An event to commemorate the 50th anniversary of the film, Easy Rider, will continue, despite the death of Peter Fonda, who co-wrote, produced and starred in the 1969 counterculture movie. Fonda, a member of a legendary acting family that includes his father, Henry, sister, Jane, and daughter, Bridget, died August 16 of lung cancer at his Los Angeles home. Fonda was 79.
On July 29, Fonda announced that the newly remastered 1969 film, which also starred Dennis Hopper and Jack Nicholson, would be screened at New York’s Radio City Music Hall on Sept. 20 with its soundtrack performed live and in sync with the film by the Byrds’ Roger McGuinn and Steppenwolf’s John Kay. The “unparalleled cinematic experience,” as was described in a press release, combined with a live rock band is a-first-of-its-kind performance at Radio City Music Hall that celebrates the 50th anniversary of the movie’s July 14, 1969, theatrical release.
In a September 4 statement, Fonda’s widow, Parky Fonda, said the event will continue as planned. “We are all still healing from Peter’s sudden passing,” she said. “But he would insist that the message of Easy Rider and the culture for which it stands carry on.

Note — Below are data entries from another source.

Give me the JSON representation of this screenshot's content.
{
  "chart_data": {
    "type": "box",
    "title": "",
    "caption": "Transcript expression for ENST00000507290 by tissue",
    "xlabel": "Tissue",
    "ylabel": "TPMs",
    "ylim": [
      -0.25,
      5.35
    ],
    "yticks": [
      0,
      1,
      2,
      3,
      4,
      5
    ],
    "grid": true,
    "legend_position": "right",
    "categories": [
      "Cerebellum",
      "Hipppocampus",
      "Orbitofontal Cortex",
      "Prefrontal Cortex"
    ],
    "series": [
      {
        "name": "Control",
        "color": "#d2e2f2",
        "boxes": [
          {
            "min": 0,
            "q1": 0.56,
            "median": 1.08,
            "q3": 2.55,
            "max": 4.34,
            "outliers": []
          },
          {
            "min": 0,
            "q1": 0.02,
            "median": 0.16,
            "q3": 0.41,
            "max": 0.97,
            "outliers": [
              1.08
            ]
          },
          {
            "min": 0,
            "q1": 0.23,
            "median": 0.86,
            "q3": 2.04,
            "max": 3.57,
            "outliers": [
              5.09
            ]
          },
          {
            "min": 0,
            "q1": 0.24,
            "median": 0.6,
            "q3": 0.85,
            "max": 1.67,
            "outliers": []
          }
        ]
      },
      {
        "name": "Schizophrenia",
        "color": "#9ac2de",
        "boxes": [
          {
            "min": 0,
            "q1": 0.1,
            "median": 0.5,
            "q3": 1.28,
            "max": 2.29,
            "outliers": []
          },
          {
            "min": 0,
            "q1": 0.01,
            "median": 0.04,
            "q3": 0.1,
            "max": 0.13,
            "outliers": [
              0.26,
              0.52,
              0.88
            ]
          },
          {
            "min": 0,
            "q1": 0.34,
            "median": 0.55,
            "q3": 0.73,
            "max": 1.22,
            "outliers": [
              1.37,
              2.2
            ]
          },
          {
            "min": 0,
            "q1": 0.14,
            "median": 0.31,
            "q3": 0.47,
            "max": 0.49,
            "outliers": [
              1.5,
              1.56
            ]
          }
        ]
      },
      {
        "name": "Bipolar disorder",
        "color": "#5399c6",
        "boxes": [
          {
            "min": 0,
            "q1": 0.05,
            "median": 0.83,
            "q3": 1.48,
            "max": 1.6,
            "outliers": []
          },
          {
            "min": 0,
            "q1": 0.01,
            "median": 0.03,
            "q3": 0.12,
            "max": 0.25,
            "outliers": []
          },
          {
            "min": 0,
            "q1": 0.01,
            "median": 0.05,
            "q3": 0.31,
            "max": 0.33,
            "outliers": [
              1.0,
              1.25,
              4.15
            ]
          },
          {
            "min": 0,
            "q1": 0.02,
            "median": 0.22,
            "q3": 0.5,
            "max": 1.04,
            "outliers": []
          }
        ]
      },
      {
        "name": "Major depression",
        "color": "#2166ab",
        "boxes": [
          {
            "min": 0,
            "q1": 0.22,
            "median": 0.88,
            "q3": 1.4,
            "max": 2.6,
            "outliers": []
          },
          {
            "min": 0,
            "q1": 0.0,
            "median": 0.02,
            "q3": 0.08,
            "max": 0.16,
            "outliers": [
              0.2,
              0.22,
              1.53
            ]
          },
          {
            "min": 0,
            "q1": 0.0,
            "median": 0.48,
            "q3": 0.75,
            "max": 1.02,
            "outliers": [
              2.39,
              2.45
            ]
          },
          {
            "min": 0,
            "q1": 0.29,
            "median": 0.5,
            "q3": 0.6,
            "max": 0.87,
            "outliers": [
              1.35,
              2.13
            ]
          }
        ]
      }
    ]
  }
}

The celebration of a cinematic masterpiece, a Hollywood icon, and my beloved husband will not only be one of a kind, but exactly what he wanted.”
Peter Fonda earned an Academy Award nomination for Best Original Screenplay for Easy Rider. Nearly 30 years later, he earned an Academy Award nomination for Best Actor for the 1997 film, Ulee’s Gold. In between, he was in dozens of films including the 1974 cult classic, Dirty Mary, Crazy Larry.
A decade earlier, a phrase he uttered while on an acid trip with members of the Beatles ended up in their song, “She Said She Said.”
But it was for Easy Rider, which was released when Fonda was 29, that he’s best remembered.
Kay and McGuinn will be accompanied by musicians directed by producer T-Bone Burnett. Fonda, the two-time Academy Award nominee, who not only starred but co-wrote and produced the film, will co-produce the event. The soundtrack features Steppenwolf’s hit “Born to be Wild” and the theme song “The Ballad of Easy Rider” by the Byrds, in addition to songs from Jimi Hendrix, the Band and others. The music will be performed live onstage in tandem with the movie.
Tickets are available here.
Related: Steppenwolf’s Easy Rider connection
Written by Fonda, Hopper and Terry Southern, directed by Hopper and produced by Fonda, Easy Rider is described in the announcement as “an American independent road drama that captured the national imagination and became the touchstone for a generation.” The film follows characters Wyatt (Fonda) and Billy (Hopper) as they travel the South and Southwest after successfully completing a drug deal. The film’s success helped usher in the New Hollywood era of filmmaking in the early 1970s. Easy Rider explores societal issues of the 1960s such as communal living, the hippie movement and drug use. Easy Rider is listed as one of A.F.I’s 100 greatest films, and in 1998 was added to the United States National Film Registry, having been deemed “culturally, historically, or aesthetically significant.”
Watch the classic Easy Rider scene featuring “Born to be Wild”
Fonda was born February 23, 1940, in New York City. He began getting regular work acting on Broadway and on television in the early ’60s. Upon moving to Los Angeles, he became friends with many prominent recording artists, most notably the Byrds, and then with members of the Beatles when they rented a house in Beverly Hills in 1965.
While on an acid trip together, John Lennon heard Fonda say, “I know what it’s like to be dead.” Lennon borrowed the line which is used prominently in the Beatles song, “She Said She Said.”